Bev forced a short laugh to defuse the awkwardness, then felt even more awkward about how laughing like that had made her muscles contract around Sandy’s gloved finger, which was now in her vagina, pressing upward to feel the shapes of Bev’s organs from the inside. As if responding to the pressure, the finger withdrew. Sandy made eye contact with Bev for the first time as she stripped off her gloves.

“Do you want to talk about it more?” Her voice sounded sincere, as if she was ready to deviate for the first time from an established script.

“Not really,” Bev said.

“Okay, then you can get dressed. Make another appointment with the receptionist on your way out, or you can call and make one in the next couple of weeks. But Beverly? The next
couple
of weeks, okay? Don’t let the decision be made for you.”

Bev shed her gown and stepped back into her clothes, feeling the gross gooey warmth left by Sandy’s lubricated finger between her legs as she slipped her underwear back on. Her breasts hurt as she put on her bra; she looked in the mirror in profile to see if she could discern any change in her silhouette, but of course there was none. She ran her hands down her body, feeling strangely distant from it, as if it were a robot she could control. She felt detached from her body’s fate.

She finished dressing and took her body back out onto the street. As she started walking downtown, she noticed the warmth of the sun on her skin, alternating with the cool shade generated by the tall trees of Gramercy Park. She was back in her skin again, and she felt reassured and happy for no reason she could name. Happy and ravenous.

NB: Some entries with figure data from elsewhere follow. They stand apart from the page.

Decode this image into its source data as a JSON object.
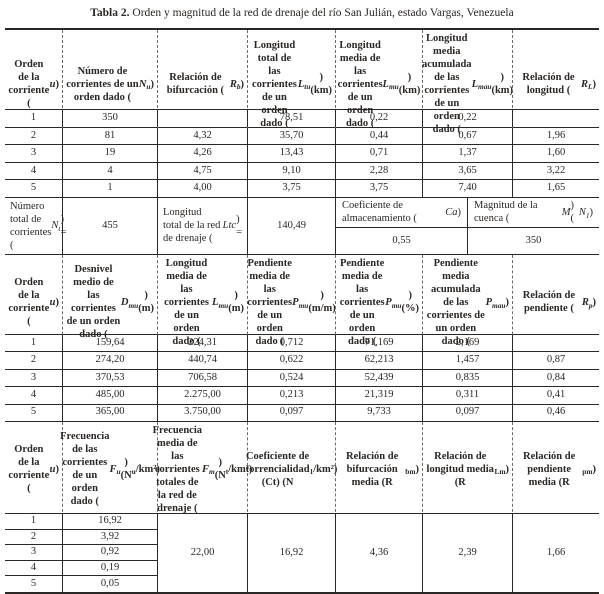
{
  "title": {
    "prefix": "Tabla 2.",
    "rest": " Orden y magnitud de la red de drenaje del río San Julián, estado Vargas, Venezuela"
  },
  "table1": {
    "headers": [
      "Orden de la corriente (<i>u</i>)",
      "Número de corrientes de un orden dado (<i>N<sub>u</sub></i>)",
      "Relación de bifurcación (<i>R<sub>b</sub></i>)",
      "Longitud total de las corrientes de un orden dado (<i>L<sub>tu</sub></i>) (km)",
      "Longitud media de las corrientes de un orden dado (<i>L<sub>mu</sub></i>) (km)",
      "Longitud media acumulada de las corrientes de un orden dado (<i>L<sub>mau</sub></i>) (km)",
      "Relación de longitud (<i>R<sub>L</sub></i>)"
    ],
    "rows": [
      [
        "1",
        "350",
        "",
        "78,51",
        "0,22",
        "0,22",
        ""
      ],
      [
        "2",
        "81",
        "4,32",
        "35,70",
        "0,44",
        "0,67",
        "1,96"
      ],
      [
        "3",
        "19",
        "4,26",
        "13,43",
        "0,71",
        "1,37",
        "1,60"
      ],
      [
        "4",
        "4",
        "4,75",
        "9,10",
        "2,28",
        "3,65",
        "3,22"
      ],
      [
        "5",
        "1",
        "4,00",
        "3,75",
        "3,75",
        "7,40",
        "1,65"
      ]
    ]
  },
  "totals": {
    "nt_label": "Número total de corrientes (<i>N<sub>t</sub></i>) =",
    "nt_value": "455",
    "ltc_label": "Longitud total de la red de drenaje (<i>Ltc</i>) =",
    "ltc_value": "140,49",
    "ca_label": "Coeficiente de almacenamiento (<i>Ca</i>)",
    "ca_value": "0,55",
    "m_label": "Magnitud de la cuenca (<i>M</i>) (<i>N<sub>1</sub></i>)",
    "m_value": "350"
  },
  "table2": {
    "headers": [
      "Orden de la corriente (<i>u</i>)",
      "Desnivel medio de las corrientes de un orden dado (<i>D<sub>mu</sub></i>) (m)",
      "Longitud media de las corrientes de un orden dado (<i>L<sub>mu</sub></i>) (m)",
      "Pendiente media de las corrientes de un orden dado (<i>P<sub>mu</sub></i>) (m/m)",
      "Pendiente media de las corrientes de un orden dado (<i>P<sub>mu</sub></i>) (%)",
      "Pendiente media acumulada de las corrientes de un orden dado (<i>P<sub>mau</sub></i>)",
      "Relación de pendiente (<i>R<sub>p</sub></i>)"
    ],
    "rows": [
      [
        "1",
        "159,64",
        "224,31",
        "0,712",
        "71,169",
        "2,169",
        ""
      ],
      [
        "2",
        "274,20",
        "440,74",
        "0,622",
        "62,213",
        "1,457",
        "0,87"
      ],
      [
        "3",
        "370,53",
        "706,58",
        "0,524",
        "52,439",
        "0,835",
        "0,84"
      ],
      [
        "4",
        "485,00",
        "2.275,00",
        "0,213",
        "21,319",
        "0,311",
        "0,41"
      ],
      [
        "5",
        "365,00",
        "3.750,00",
        "0,097",
        "9,733",
        "0,097",
        "0,46"
      ]
    ]
  },
  "table3": {
    "headers": [
      "Orden de la corriente (<i>u</i>)",
      "Frecuencia de las corrientes de un orden dado (<i>F<sub>u</sub></i>) (N<sub>u</sub>/km²)",
      "Frecuencia media de las corrientes totales de la red de drenaje (<i>F<sub>m</sub></i>) (N<sub>t</sub>/km²)",
      "Coeficiente de torrencialidad (Ct) (N<sub>1</sub>/km²)",
      "Relación de bifurcación media (R<sub>bm</sub>)",
      "Relación de longitud media (R<sub>Lm</sub>)",
      "Relación de pendiente media (R<sub>pm</sub>)"
    ],
    "orders": [
      "1",
      "2",
      "3",
      "4",
      "5"
    ],
    "freq": [
      "16,92",
      "3,92",
      "0,92",
      "0,19",
      "0,05"
    ],
    "merged": [
      "22,00",
      "16,92",
      "4,36",
      "2,39",
      "1,66"
    ]
  },
  "colors": {
    "text": "#2b2724",
    "rule": "#2b2724",
    "background": "#ffffff"
  }
}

There was a raw juice and vegan salad place nearby that was, improbably, really good, but it constituted a big splurge for Bev: the salads and juices were all in the eleven- to fifteen-dollar range. But for the first time in a while Bev felt like spending money, not because she had any more of it than usual—in fact, if she didn’t pick up a temp assignment this week, she was going to bounce her rent check—but because the future seemed promising in some inchoate way. She felt genuinely uncertain about her pregnancy, but also newly confident that whatever she decided would turn out to be right.

As she stood in line at the juice bar, she checked her phone: no emails, no texts, no missed calls from Amy. They hadn’t hung out since they got back from Margaretville over a week ago. Sally had texted her a few times, not about anything in particular, just older-person-style sentiments like “Hope your Monday’s not too much of a Monday” and stuff like that. Bev had appreciated it. She wondered if maybe she could just ask Sally for a check. Not for a lot, for like five hundred dollars, just to give herself some breathing room. She felt as if she probably could.

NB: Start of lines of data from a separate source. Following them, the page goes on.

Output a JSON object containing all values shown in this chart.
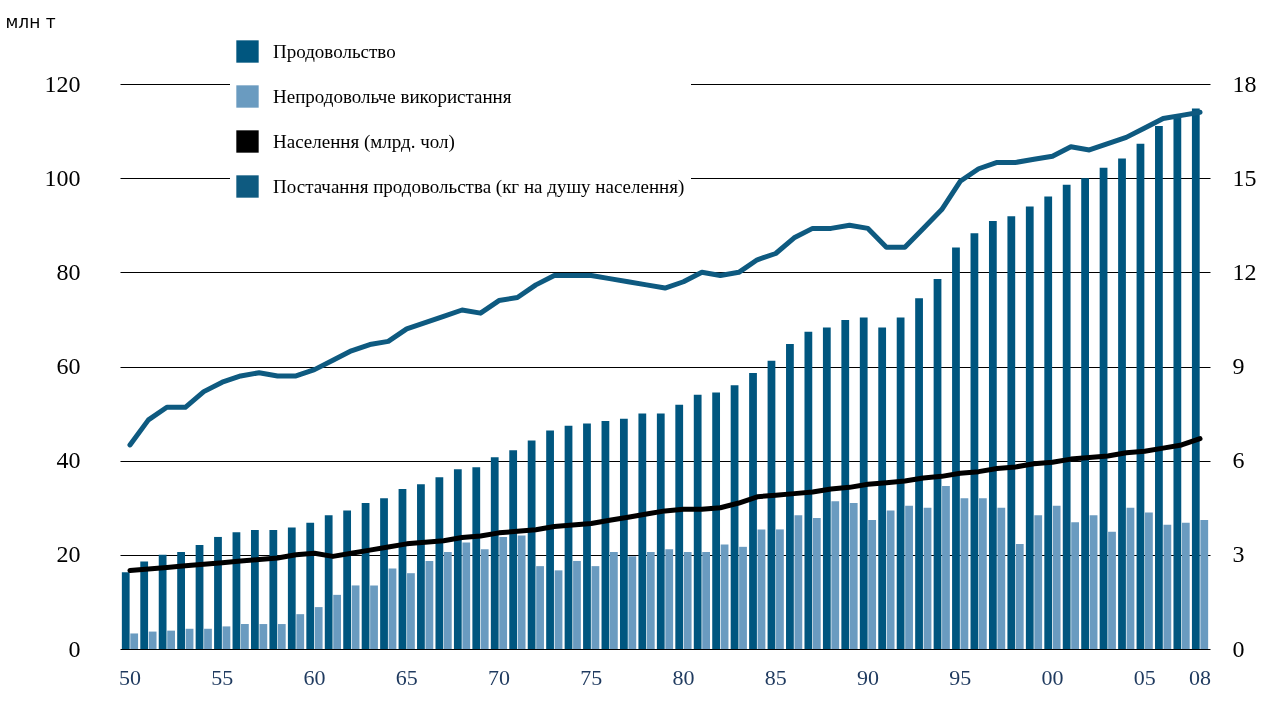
{
  "chart_data": {
    "type": "bar",
    "ylabel": "млн т",
    "categories": [
      "50",
      null,
      null,
      null,
      null,
      "55",
      null,
      null,
      null,
      null,
      "60",
      null,
      null,
      null,
      null,
      "65",
      null,
      null,
      null,
      null,
      "70",
      null,
      null,
      null,
      null,
      "75",
      null,
      null,
      null,
      null,
      "80",
      null,
      null,
      null,
      null,
      "85",
      null,
      null,
      null,
      null,
      "90",
      null,
      null,
      null,
      null,
      "95",
      null,
      null,
      null,
      null,
      "00",
      null,
      null,
      null,
      null,
      "05",
      null,
      null,
      "08"
    ],
    "series": [
      {
        "name": "Продовольство",
        "color": "#00567f",
        "values": [
          16.3,
          18.6,
          20.0,
          20.6,
          22.1,
          23.8,
          24.8,
          25.3,
          25.3,
          25.8,
          26.8,
          28.4,
          29.4,
          31.0,
          32.0,
          34.0,
          35.0,
          36.5,
          38.2,
          38.6,
          40.7,
          42.2,
          44.3,
          46.4,
          47.4,
          47.9,
          48.4,
          48.9,
          50.0,
          50.0,
          51.9,
          54.0,
          54.5,
          56.0,
          58.6,
          61.2,
          64.8,
          67.4,
          68.3,
          69.9,
          70.4,
          68.3,
          70.4,
          74.5,
          78.6,
          85.3,
          88.3,
          90.9,
          91.9,
          94.0,
          96.1,
          98.6,
          100.0,
          102.2,
          104.2,
          107.3,
          111.1,
          113.0,
          114.8
        ]
      },
      {
        "name": "Непродовольче використання",
        "color": "#6a9bc0",
        "values": [
          3.3,
          3.7,
          3.9,
          4.3,
          4.3,
          4.8,
          5.3,
          5.3,
          5.3,
          7.4,
          8.9,
          11.5,
          13.5,
          13.5,
          17.1,
          16.1,
          18.7,
          20.6,
          22.6,
          21.2,
          23.8,
          24.1,
          17.6,
          16.7,
          18.7,
          17.6,
          20.6,
          19.7,
          20.6,
          21.2,
          20.6,
          20.6,
          22.2,
          21.7,
          25.4,
          25.4,
          28.4,
          27.8,
          31.4,
          31.0,
          27.4,
          29.4,
          30.4,
          30.0,
          34.6,
          32.0,
          32.0,
          30.0,
          22.3,
          28.4,
          30.4,
          26.9,
          28.4,
          24.9,
          30.0,
          29.0,
          26.4,
          26.8,
          27.4
        ]
      },
      {
        "name": "Населення (млрд. чол)",
        "type": "line",
        "axis": "y2",
        "color": "#000000",
        "values": [
          2.5,
          2.55,
          2.6,
          2.65,
          2.7,
          2.75,
          2.8,
          2.85,
          2.9,
          3.0,
          3.05,
          2.95,
          3.05,
          3.15,
          3.25,
          3.35,
          3.4,
          3.45,
          3.55,
          3.6,
          3.7,
          3.75,
          3.8,
          3.9,
          3.95,
          4.0,
          4.1,
          4.2,
          4.3,
          4.4,
          4.45,
          4.45,
          4.5,
          4.65,
          4.85,
          4.9,
          4.95,
          5.0,
          5.1,
          5.15,
          5.25,
          5.3,
          5.35,
          5.45,
          5.5,
          5.6,
          5.65,
          5.75,
          5.8,
          5.9,
          5.95,
          6.05,
          6.1,
          6.15,
          6.25,
          6.3,
          6.4,
          6.5,
          6.7
        ]
      },
      {
        "name": "Постачання продовольства (кг на душу населення)",
        "type": "line",
        "axis": "y2",
        "color": "#0e5a80",
        "values": [
          6.5,
          7.3,
          7.7,
          7.7,
          8.2,
          8.5,
          8.7,
          8.8,
          8.7,
          8.7,
          8.9,
          9.2,
          9.5,
          9.7,
          9.8,
          10.2,
          10.4,
          10.6,
          10.8,
          10.7,
          11.1,
          11.2,
          11.6,
          11.9,
          11.9,
          11.9,
          11.8,
          11.7,
          11.6,
          11.5,
          11.7,
          12.0,
          11.9,
          12.0,
          12.4,
          12.6,
          13.1,
          13.4,
          13.4,
          13.5,
          13.4,
          12.8,
          12.8,
          13.4,
          14.0,
          14.9,
          15.3,
          15.5,
          15.5,
          15.6,
          15.7,
          16.0,
          15.9,
          16.1,
          16.3,
          16.6,
          16.9,
          17.0,
          17.1
        ]
      }
    ],
    "ylim": [
      0,
      120
    ],
    "yticks": [
      0,
      20,
      40,
      60,
      80,
      100,
      120
    ],
    "y2lim": [
      0,
      18
    ],
    "y2ticks": [
      0,
      3,
      6,
      9,
      12,
      15,
      18
    ],
    "grid": "y",
    "legend": "top left"
  }
}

After she placed her order and settled into a seat to wait for it, she became aware that a beautiful woman with a huge amount of curly black hair was watching her from the next table over, and with a shock she realized why the woman was familiar: it was her favorite professor from her one year of grad school, Elise. “Beverly Tunney! Oh my god! I’m so delighted to see you here! How are you?” Without waiting for an answer, Elise swooped Bev into a bosomy hug.

“I’m good! It’s really good to see you!”

“Isn’t this place amazing? I love what they do with nuts.”

“Totally.” They beamed at each other. Elise had written several well-received books and was married to a banker, but despite being successful, beautiful, and rich, she’d been Bev’s nicest teacher by far. Or maybe that was why she’d been nice: teaching was a lark for her, whereas for everyone else, you could tell, it was a burdensome and ill-compensated necessity. The sense that her teachers were marking time and that they thought checks were the most important thing she and her fellow students were writing had been a big part of why Bev had left school. But Elise had been so encouraging that Bev felt slightly guilty about not living up to her expectations.